I saw a comment on yesterday's thread about pushups getting a lot of upvotes when recommending wide pushups for chest, and since I find them overrated I looked back at this article I had read and thought was more useful than it is.

But on the bright side this post contains some useful pushup variations, so maybe with all these views more people will learn about them.

I wonder how many have just read the title and upvoted though. lol
 
@thomaslowrens
I wonder how many have just read the title and upvoted though. lol

Probably all of them. LOL... I have little faith in humanity.
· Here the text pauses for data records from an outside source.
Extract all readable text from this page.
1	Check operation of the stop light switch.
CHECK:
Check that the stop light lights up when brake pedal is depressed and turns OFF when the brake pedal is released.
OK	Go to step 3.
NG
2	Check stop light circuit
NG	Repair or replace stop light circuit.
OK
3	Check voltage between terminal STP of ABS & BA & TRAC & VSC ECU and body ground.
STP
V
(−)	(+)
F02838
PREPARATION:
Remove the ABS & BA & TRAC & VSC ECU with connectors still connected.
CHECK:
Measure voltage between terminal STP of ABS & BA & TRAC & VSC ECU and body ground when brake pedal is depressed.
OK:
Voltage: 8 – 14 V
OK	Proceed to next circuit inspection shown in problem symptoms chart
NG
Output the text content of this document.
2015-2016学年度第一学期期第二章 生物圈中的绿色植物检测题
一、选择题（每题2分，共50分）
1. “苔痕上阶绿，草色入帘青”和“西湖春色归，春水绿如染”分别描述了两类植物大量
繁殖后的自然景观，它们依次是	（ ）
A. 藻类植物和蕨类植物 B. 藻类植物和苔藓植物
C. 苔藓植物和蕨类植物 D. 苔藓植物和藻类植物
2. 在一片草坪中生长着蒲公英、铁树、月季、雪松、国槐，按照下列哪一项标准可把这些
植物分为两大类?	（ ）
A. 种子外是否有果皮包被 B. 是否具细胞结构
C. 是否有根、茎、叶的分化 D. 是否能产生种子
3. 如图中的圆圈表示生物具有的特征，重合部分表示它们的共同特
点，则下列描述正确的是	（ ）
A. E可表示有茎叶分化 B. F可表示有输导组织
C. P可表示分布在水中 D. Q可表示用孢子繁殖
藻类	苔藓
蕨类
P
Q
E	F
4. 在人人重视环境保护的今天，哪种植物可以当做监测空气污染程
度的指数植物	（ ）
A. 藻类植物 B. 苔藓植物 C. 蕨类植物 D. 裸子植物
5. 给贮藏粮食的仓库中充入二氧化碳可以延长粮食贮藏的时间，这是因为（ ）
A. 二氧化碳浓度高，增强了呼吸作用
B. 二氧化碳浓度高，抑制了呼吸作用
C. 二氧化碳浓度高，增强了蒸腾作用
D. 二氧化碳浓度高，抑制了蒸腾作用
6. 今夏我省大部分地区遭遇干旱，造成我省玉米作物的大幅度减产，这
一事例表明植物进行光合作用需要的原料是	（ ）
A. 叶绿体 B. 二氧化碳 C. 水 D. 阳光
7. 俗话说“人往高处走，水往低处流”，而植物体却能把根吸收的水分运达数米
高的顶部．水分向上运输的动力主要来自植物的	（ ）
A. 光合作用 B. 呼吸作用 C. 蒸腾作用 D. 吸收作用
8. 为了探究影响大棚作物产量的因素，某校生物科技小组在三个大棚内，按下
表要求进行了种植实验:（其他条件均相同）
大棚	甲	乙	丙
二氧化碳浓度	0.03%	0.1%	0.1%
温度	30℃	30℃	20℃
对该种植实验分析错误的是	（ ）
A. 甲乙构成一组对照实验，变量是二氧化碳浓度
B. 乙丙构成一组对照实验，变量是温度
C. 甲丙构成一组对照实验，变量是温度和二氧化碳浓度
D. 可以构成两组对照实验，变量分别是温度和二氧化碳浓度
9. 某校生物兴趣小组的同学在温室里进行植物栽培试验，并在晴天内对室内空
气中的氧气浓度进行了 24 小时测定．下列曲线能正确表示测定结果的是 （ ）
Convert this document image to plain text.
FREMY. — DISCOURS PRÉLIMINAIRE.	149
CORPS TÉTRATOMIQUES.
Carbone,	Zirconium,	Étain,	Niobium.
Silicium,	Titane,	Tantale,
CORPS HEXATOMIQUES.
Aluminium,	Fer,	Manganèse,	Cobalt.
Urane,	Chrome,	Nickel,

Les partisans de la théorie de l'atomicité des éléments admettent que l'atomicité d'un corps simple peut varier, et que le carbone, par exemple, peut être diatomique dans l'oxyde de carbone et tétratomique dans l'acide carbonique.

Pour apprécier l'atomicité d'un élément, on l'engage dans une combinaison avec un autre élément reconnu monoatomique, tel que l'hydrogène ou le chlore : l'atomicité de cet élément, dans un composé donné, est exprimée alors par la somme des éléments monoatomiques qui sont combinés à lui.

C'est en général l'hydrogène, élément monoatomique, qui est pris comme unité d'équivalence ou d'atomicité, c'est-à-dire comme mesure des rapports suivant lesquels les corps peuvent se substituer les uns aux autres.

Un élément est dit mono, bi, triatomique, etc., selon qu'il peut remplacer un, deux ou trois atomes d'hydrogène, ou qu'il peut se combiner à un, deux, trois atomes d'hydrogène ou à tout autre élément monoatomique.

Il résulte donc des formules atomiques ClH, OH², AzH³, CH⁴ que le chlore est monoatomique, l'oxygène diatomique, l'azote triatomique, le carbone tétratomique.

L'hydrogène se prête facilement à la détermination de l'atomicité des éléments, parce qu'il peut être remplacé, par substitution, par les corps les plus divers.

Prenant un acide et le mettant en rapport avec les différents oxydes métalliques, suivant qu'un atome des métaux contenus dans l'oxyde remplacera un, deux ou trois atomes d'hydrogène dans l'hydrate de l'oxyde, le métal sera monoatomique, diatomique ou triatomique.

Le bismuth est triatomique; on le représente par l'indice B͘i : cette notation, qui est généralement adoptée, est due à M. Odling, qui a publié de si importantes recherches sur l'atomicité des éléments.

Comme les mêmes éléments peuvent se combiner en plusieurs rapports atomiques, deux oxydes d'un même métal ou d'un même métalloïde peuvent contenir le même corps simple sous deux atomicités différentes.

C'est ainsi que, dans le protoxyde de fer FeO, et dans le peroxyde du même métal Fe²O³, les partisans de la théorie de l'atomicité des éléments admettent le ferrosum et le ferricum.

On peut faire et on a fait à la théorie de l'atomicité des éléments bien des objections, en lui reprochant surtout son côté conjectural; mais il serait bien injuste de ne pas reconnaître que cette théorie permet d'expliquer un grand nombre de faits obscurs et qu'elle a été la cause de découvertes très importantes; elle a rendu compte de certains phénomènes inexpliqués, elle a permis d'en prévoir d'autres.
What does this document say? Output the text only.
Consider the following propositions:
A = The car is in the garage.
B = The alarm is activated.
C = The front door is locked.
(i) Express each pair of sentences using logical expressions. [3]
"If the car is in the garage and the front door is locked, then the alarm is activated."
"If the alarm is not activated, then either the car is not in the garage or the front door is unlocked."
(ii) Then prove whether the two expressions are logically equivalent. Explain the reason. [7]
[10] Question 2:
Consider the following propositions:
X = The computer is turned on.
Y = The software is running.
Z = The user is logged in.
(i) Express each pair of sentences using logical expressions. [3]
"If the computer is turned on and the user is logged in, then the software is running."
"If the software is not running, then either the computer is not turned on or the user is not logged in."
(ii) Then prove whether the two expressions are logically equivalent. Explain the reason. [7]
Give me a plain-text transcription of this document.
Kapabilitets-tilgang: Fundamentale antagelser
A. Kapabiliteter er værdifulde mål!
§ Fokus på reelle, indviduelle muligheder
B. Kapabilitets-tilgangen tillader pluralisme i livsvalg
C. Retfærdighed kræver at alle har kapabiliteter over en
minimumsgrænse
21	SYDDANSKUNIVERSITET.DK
I do like all the suggestions you gave though. Weighted PPPU's are cumbersome to setup (I often ask a friend to put the weight on me) but so great for effectiveness.
 
@thomaslowrens I've been doing pushups on my counter because I'm not strong enough to do them on the floor. Does it make sense to move my hands closer together to make it harder, or should I find something lower? Or rather, should I do progressions on diamond pushups, or progressions on regular pushups?
 
@thomaslowrens I never thought diamond pushup was good for me as I found a good transformation in dips. But now I know that diamond pushups are better for chest I'll do this more. Thanks again!
 
@brotherjay Dips are also good for the chest if you do them with some forward lean, and when you can do more than 8 diamond pushups it's good to transition to harder pushups (rings, pseudo-planche, unilateral, weighted etc.).

High reps of diamonds are good to prepare the elbows for slow muscle ups or for hypertrophy if you do your sets close to failure.
 
@bmscott85 The study may not be as useful as I thought after some replies I got, but I still think wide pushups are less useful (and even harmful if done with the commonly used bad form/ T shape) than the other variations.